Geometric multiplicity of $\lambda \leq$ the algebraic multiplicity of $\lambda$.

Proof
Let $\lambda$ be an eigenvalue of $A \in M_{n \times n}$ and let the geometric multiplicity of $\lambda$ be $k$. Now the goal is to relate the characteristic polynomial of $\lambda$ to the dimension of $E_{\lambda}$.

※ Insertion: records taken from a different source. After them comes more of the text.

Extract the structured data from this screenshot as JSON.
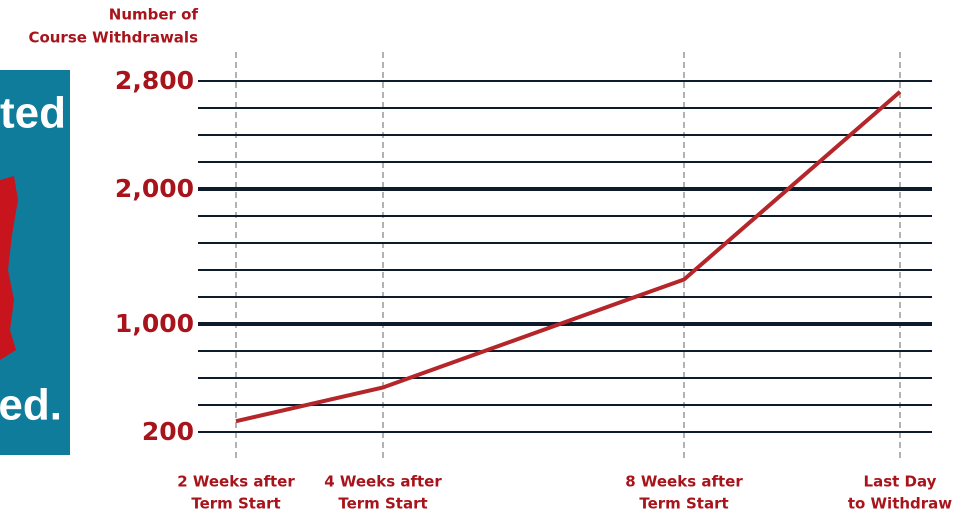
{
  "chart_data": {
    "type": "line",
    "y_label": [
      "Number of",
      "Course Withdrawals"
    ],
    "categories": [
      [
        "2 Weeks after",
        "Term Start"
      ],
      [
        "4 Weeks after",
        "Term Start"
      ],
      [
        "8 Weeks after",
        "Term Start"
      ],
      [
        "Last Day",
        "to Withdraw"
      ]
    ],
    "series": [
      {
        "color": "#b5262b",
        "values": [
          280,
          530,
          1330,
          2720
        ]
      }
    ],
    "ylim": [
      200,
      2800
    ],
    "yticks": [
      200,
      {
        "value": 1000,
        "label": "1,000"
      },
      {
        "value": 2000,
        "label": "2,000"
      },
      {
        "value": 2800,
        "label": "2,800"
      }
    ],
    "minor_gridlines": [
      400,
      600,
      800,
      1200,
      1400,
      1600,
      1800,
      2200,
      2400,
      2600
    ],
    "major_gridlines": [
      1000,
      2000
    ],
    "grid": true
  },
  "sidebar": {
    "top_text": "ted",
    "bottom_text": "ed."
  }
}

Let $\{v_1,...,v_k\}$ be a basis of $E_{\lambda}$. We know that $k \leq n$ so extend this basis to a basis for $\mathbf{R}^n$.

Theorem

$A$ is diagonalizable if and only if

$\det(A - tI_n)$ splits over $\mathbf{R}$
For each eigenvalue $\lambda$, geometric multiplicity = algebraic multiplictiy

References

Video Lectures from Math416 by Ely Kerman.